Bien. Finalement, la rue n'était pas si vide que ça. Désintéressé au possible, je me tourne vers le grand-père détenant le titre de « voisin ». Il passait ses journées à jardiner, tant et si bien que j'en arrivais à croire qu'il tondait la pelouse aux ciseaux. De là découlait le fait qu'il connaissait l'emploi du temps de chaque habitant des maisons alentours sur le bout des doigts. Il était au courant d'environ la totalité de la vie de chacun, jusqu'à mémoriser les prénoms des amis ou toute autre relation interpersonnelle du voisinage.

─ C'est la treizième fois que tu fais le tour du quartier sans t'arrêter.
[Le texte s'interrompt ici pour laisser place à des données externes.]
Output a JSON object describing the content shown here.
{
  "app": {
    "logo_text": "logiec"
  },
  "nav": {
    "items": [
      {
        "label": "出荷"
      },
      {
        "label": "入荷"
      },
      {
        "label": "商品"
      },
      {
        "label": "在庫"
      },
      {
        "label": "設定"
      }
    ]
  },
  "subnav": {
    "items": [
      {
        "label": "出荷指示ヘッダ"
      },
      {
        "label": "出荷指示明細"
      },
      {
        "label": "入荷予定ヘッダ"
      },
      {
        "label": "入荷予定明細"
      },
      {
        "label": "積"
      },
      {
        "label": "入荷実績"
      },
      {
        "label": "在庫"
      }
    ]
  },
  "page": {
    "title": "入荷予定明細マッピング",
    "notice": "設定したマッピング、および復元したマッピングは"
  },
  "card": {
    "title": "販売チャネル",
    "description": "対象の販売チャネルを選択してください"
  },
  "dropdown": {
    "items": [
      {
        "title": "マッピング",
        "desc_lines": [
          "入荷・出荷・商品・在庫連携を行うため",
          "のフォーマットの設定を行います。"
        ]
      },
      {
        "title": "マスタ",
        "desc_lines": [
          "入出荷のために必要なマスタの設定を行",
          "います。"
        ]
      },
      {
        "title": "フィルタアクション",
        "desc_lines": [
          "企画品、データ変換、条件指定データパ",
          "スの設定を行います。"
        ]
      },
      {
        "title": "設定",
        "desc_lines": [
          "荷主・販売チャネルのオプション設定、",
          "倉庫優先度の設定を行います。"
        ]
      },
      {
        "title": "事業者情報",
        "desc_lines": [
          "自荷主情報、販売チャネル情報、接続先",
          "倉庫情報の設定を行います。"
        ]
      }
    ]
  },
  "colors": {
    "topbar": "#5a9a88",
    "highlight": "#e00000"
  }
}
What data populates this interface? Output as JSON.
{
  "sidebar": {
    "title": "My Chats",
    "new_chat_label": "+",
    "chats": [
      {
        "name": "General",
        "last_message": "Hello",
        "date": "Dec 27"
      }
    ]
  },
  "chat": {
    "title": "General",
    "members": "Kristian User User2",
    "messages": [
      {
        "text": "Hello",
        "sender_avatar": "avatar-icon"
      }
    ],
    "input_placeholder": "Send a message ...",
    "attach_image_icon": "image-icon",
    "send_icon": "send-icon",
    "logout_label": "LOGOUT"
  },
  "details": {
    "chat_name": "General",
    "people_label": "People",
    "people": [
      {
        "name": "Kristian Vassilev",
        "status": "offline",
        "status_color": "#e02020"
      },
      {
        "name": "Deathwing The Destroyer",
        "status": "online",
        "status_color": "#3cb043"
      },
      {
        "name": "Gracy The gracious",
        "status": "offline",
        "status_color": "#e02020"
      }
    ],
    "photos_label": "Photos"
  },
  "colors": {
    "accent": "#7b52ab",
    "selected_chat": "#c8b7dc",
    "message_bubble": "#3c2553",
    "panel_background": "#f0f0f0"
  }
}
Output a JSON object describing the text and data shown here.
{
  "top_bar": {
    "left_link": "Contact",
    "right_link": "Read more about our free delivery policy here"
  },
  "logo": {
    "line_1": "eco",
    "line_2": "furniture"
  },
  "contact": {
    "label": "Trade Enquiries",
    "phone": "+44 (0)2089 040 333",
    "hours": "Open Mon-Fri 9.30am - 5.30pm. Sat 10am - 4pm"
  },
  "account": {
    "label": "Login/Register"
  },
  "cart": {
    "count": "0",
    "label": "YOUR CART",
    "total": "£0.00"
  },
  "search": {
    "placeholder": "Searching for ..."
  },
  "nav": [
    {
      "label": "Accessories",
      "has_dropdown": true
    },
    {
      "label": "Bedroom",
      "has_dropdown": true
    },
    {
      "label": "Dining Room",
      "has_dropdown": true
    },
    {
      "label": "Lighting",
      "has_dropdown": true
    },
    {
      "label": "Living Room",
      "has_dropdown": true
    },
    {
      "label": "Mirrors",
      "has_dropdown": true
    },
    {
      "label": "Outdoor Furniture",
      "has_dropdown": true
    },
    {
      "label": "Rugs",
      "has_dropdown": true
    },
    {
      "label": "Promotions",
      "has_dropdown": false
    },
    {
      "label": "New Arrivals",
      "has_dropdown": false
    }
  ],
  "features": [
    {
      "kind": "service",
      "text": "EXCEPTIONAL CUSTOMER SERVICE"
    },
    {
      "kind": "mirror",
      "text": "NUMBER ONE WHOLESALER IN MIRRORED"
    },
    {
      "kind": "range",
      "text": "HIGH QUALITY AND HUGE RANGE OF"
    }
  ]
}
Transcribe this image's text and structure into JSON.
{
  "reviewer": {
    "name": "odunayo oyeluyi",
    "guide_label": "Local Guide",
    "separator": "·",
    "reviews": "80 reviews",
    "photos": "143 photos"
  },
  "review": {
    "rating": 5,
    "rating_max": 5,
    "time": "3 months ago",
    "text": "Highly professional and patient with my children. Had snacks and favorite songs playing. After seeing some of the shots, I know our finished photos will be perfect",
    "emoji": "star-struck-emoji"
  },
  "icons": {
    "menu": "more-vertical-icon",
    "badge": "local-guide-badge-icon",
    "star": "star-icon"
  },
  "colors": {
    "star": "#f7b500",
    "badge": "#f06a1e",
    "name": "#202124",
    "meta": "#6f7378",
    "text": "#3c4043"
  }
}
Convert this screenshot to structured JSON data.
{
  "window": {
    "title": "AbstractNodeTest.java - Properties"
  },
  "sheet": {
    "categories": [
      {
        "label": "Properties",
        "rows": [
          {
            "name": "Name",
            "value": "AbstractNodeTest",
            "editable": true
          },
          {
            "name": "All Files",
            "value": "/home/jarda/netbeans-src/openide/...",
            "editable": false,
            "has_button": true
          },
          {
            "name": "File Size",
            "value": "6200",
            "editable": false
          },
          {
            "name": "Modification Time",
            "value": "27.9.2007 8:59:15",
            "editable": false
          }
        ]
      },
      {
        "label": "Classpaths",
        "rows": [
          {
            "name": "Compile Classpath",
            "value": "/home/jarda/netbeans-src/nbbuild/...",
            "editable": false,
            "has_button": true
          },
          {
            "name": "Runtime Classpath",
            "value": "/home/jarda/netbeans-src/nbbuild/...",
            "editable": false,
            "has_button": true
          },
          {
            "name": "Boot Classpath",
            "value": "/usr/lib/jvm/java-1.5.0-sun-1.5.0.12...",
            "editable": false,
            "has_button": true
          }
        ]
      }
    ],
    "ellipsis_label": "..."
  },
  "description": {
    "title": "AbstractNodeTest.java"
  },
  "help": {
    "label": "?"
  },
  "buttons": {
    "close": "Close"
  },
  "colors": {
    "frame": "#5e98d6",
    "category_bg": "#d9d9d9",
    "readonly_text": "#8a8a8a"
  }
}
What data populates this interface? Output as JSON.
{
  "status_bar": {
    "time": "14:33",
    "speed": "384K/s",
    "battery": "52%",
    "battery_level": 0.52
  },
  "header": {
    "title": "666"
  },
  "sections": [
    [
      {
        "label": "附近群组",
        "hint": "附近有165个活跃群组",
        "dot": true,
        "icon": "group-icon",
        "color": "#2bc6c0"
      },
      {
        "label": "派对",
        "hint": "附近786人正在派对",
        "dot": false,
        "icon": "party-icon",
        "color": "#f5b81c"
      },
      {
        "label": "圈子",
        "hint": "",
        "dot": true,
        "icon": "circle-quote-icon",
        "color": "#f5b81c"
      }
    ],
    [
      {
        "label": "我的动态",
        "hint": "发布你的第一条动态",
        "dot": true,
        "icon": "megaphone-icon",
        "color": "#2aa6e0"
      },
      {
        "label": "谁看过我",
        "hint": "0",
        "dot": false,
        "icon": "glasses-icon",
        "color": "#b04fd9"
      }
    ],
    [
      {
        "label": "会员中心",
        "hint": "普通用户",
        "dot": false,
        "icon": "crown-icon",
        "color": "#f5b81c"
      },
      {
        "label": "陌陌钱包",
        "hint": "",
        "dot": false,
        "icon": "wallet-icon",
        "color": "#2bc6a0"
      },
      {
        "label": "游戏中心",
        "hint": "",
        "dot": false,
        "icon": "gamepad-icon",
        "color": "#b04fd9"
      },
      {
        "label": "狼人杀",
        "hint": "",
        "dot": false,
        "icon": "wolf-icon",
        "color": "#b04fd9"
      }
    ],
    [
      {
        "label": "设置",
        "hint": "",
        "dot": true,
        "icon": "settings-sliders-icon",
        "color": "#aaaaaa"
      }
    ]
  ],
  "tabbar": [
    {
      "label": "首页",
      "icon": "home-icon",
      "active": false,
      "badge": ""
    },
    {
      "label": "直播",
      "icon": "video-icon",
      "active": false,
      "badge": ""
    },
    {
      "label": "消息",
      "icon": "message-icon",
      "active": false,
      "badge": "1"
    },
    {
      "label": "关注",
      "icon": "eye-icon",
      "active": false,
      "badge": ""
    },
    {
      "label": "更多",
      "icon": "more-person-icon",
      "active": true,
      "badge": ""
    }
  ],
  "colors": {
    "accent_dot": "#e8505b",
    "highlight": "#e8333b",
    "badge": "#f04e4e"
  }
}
Je plante mon regard dans le sien, et, ma colère me pique à nouveau.

─ Je n'ai pas besoin que quelqu'un compte pour moi, je rétorque en lui lançant un regard lourd.

Il a un rictus insatisfait. Je ne savais pas ce qu'il attendait de moi, et honnêtement, je m'en moquais. Je n'étais pas d'humeur à faire du social aujourd'hui. Quoi que. Rectification. Je n'étais jamais d'humeur à faire du social. Ne pas prêter attention... Ne pas... Non. Définitivement, il venait de m'agacer un peu plus encore. Certainement un degré de colère au dessus qu'avant de partir je commence à rentrer chez... Non, pas chez moi. Chez mon « adoptrice ». C'était totalement stupide. Pauvre petit moi, abandonné par le décès de ses parents, et la disparition de son petit-frère.

Je sens le regard de ce fichu voisin me suivre jusqu'à ce que je lui claque la porte au nez. J'envoie mes chaussures dans un coin de l'entrée, et passe comme une furie devant Anne, celle qui avait eu la bonne - ou mauvaise idée - d'être volontaire pour m'accueillir il y a six mois.